Mr President, during your presidential campaign in June last year, you stated that there was nothing to hide in Papua and promised to open the region. We believe that free and open access to Papua for international journalists, humanitarian agencies and human rights organisations will serve to protect and promote the human rights of indigenous Papuans, and all those who call the Land of Papua their home. The end of restrictions on access to Papua will not only be in accordance with Indonesia’s international obligations but will also strengthen Indonesia’s standing as a democratic nation. We therefore urge the Government of Indonesia to:
- Remove all restrictions on visits by foreign journalists to West Papua, and on freedom of movement within Papua, including the system by which visa applications are vetted by a clearing house of government departments.
- Provide access for international humanitarian and human rights organisations to conduct their work, without fear of restriction, harassment or arrest and in accordance with international human rights standards.
- Allow free and unrestricted access for all UN Special Rapporteurs wishing to visit and report on Papua.

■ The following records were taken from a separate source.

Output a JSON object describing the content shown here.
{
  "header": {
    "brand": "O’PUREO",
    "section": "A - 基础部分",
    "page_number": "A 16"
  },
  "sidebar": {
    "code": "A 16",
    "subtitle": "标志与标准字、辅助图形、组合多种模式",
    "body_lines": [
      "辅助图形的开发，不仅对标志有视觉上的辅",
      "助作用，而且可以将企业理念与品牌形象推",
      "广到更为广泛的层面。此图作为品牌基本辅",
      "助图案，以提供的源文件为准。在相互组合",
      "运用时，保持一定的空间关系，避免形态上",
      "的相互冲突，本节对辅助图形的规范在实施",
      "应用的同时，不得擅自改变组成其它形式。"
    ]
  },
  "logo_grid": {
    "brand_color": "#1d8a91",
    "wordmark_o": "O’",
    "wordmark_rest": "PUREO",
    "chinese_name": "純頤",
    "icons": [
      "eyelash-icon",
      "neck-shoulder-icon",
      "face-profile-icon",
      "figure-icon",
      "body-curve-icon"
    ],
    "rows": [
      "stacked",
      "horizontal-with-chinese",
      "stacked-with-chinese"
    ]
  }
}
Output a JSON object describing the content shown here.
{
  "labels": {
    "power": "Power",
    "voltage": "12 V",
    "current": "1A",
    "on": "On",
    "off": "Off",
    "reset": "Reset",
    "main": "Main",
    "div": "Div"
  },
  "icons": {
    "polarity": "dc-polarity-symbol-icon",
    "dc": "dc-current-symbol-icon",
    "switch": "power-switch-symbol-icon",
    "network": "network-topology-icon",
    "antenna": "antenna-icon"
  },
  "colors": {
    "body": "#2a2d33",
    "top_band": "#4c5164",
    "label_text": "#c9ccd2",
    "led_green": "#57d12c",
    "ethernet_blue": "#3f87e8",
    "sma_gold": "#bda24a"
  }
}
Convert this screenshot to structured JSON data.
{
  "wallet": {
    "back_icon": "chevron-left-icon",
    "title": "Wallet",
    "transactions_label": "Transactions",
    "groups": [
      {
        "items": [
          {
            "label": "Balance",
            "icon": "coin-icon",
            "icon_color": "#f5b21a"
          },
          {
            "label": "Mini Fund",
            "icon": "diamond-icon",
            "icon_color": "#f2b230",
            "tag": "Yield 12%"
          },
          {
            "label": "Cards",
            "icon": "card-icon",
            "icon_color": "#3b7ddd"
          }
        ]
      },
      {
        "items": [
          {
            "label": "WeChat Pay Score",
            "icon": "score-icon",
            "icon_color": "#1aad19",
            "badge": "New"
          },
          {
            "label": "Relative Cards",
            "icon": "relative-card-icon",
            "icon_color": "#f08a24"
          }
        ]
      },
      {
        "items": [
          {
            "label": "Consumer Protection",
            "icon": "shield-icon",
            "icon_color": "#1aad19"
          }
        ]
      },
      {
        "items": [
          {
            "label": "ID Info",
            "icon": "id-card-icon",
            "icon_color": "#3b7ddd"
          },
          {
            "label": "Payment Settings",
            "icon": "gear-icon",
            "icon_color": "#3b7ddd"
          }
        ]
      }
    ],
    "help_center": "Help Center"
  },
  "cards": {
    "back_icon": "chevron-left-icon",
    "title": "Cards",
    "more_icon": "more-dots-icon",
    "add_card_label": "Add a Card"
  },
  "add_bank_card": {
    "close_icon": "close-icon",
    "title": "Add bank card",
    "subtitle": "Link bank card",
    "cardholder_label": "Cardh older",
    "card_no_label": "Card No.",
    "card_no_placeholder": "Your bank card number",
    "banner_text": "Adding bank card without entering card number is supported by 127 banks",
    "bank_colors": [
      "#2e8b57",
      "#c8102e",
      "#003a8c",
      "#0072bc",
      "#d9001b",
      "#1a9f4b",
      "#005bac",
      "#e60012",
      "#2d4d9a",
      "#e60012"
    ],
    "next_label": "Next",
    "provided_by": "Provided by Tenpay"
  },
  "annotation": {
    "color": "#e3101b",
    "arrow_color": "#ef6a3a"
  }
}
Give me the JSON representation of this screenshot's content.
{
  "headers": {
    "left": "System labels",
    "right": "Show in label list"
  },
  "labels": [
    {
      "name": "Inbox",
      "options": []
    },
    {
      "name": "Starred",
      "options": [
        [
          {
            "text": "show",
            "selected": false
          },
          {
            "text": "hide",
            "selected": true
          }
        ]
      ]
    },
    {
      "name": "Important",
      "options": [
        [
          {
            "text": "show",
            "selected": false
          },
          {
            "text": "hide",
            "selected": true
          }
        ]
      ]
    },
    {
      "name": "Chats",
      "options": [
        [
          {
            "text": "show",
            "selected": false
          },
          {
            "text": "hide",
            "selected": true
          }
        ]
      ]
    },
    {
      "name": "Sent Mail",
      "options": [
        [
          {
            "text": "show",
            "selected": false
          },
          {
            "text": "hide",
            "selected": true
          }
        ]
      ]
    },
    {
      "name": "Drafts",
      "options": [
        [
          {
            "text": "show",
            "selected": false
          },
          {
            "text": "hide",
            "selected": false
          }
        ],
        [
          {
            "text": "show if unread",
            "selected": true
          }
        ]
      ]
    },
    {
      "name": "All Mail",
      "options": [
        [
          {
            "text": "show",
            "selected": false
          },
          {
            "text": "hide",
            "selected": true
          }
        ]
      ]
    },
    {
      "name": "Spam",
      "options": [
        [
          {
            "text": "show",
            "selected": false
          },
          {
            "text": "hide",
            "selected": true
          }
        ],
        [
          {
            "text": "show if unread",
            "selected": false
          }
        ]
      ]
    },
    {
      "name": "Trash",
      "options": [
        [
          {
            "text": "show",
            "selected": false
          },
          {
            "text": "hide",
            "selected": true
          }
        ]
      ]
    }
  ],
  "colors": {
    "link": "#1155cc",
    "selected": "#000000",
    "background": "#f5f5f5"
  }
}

In particular, the Government of Indonesia should issue an invitation to Mr David Kaye, the current UN Special Rapporteur on Freedom of Opinion and Expression, as was pledged during the Universal Periodic Review of the UN Human Rights Council in Geneva in 2012.
- Take steps to end violence and intimidation against journalists in West Papua, investigate allegations of violence, and prosecute those suspected of involvement.